Controlling the formation of blood clots can be challenging for doctors placing a stent in the coronary artery (also known as percutaneous coronary intervention or PCI). Patients who undergo PCI are usually prescribed anti-clotting agents, but these drugs are not effective for all patients or under all circumstances, especially when there is an urgent need to conduct a PCI.
The new study, presented today at the European Society of Cardiology Congress, compared various doses of the drug elinogrel to the current standard of care, clopidogrel. Elinogrel is in a different class of drugs than clopidogrel, but is a platelet-inhibitor like clopidogrel. It is novel in that the drug’s effects on clotting are reversible, which may translate into less bleeding, and it can be administered both orally and intravenously (clopidogrel is only available in pill form) for rapid effect.

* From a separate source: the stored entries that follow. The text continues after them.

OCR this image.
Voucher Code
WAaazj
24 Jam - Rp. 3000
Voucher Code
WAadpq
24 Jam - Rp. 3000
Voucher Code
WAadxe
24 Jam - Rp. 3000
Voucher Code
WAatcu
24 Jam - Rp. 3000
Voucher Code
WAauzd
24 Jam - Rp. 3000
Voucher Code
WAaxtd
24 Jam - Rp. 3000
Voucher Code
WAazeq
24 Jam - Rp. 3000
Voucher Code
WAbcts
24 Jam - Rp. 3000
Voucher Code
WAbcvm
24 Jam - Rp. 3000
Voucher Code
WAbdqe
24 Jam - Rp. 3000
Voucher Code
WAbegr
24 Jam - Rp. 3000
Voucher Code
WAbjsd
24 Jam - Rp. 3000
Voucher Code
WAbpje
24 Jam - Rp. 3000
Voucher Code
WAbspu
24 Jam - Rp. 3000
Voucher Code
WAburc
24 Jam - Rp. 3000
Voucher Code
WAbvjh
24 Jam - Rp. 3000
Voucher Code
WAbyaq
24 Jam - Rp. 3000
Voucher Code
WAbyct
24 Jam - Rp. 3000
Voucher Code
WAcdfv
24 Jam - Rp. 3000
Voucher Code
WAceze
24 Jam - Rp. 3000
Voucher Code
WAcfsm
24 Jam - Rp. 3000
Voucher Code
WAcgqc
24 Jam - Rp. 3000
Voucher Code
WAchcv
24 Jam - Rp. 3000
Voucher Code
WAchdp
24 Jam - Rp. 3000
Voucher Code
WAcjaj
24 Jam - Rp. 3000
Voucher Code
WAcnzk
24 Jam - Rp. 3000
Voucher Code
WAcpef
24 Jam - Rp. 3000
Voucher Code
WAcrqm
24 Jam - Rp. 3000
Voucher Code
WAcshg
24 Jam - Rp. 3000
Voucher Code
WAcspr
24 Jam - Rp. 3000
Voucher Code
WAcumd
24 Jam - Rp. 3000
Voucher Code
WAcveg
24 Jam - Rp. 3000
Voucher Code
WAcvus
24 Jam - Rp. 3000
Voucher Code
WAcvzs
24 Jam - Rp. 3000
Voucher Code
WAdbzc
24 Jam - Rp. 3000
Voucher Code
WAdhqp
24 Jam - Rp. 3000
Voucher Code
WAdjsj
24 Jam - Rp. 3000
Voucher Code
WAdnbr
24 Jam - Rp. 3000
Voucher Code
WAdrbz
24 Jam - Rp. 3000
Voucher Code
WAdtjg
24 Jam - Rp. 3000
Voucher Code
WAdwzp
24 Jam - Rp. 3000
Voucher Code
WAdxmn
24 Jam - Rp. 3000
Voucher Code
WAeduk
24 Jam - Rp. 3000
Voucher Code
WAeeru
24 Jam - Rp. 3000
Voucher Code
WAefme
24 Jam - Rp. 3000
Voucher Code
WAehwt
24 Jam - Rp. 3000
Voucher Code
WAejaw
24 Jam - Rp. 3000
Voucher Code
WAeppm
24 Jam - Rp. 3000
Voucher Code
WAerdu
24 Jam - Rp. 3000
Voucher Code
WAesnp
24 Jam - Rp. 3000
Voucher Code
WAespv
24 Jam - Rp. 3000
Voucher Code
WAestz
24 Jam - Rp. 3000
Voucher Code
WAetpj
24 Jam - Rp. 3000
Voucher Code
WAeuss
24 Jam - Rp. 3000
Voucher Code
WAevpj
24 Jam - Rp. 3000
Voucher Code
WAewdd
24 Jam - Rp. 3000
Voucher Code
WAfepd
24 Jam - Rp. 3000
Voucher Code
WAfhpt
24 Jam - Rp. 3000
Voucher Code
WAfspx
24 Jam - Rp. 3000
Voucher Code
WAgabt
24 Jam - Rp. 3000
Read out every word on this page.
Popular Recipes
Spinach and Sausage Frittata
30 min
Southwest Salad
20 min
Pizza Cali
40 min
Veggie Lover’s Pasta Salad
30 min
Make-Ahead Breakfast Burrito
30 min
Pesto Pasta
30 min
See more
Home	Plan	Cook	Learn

“While no clear conclusions about the drug’s efficacy can be drawn from this study as it was not powered to show such a result, it provides a foundation to further explore the potential utility of elinogrel to improve outcomes in patients with heart disease,” said Sunil V. Rao, MD, assistant professor of medicine at Duke, who presented the findings at ESC.
The phase II study, known as INNOVATE-PCI, was conducted to develop an understanding of the effect of elinogrel at various doses. It explored the biological activity, tolerability, and safety of the drug in patients undergoing a PCI. More than 420 patients in the U.S. and Canada and more than 220 in Europe were enrolled in the study.
Rao explained that the study provides investigators with two key findings that establish a basis for further research: elinogrel appeared to be more potent than clopidogrel (Plavix) at inhibiting platelets and there appeared to be greater inhibition at higher doses. “In the pharmacodynamic sub-study of the overall trial, we found that elinogrel provided greater platelet inhibition than clopidogrel. We were also able to define a dose range for potential future investigation,” he said.
“While clopidogrel is a well-established and effective therapy, it doesn’t work for all patients so it is important that we explore alternatives to help prevent serious complications,” said Robert A. Harrington, MD, director of the Duke Clinical Research Institute and the study chair. “Further research is needed to determine if our findings about this new compound translate into better outcomes for patients.”
Other researchers who participated in the study include, Robert Welsh, Uwe Zeymer, Janusz Kochman, Kurt Huber, Deepak Bhatt, C. Michael Gibson, Mina Madan, Gayle Paynter, Lisa Berdan, Matthew McClure, Daniel Gretler and Deb Chapman.
The study was supported by Portola Phamaceuticals Inc., which developed elinogrel.
Dr. Rao has received research support from Portola, and is a consultant to sanofi-aventis/Bristol Myers Squibb and Astra Zeneca. Dr. Harrington has received research and consulting support from Portola. Complete research funding and consulting information is fully disclosed in their conflict of interest statements on the Duke Clinical Research Institute website. Clopidogrel is made by Bristol-Myers Squibb/Sanofi-Aventis.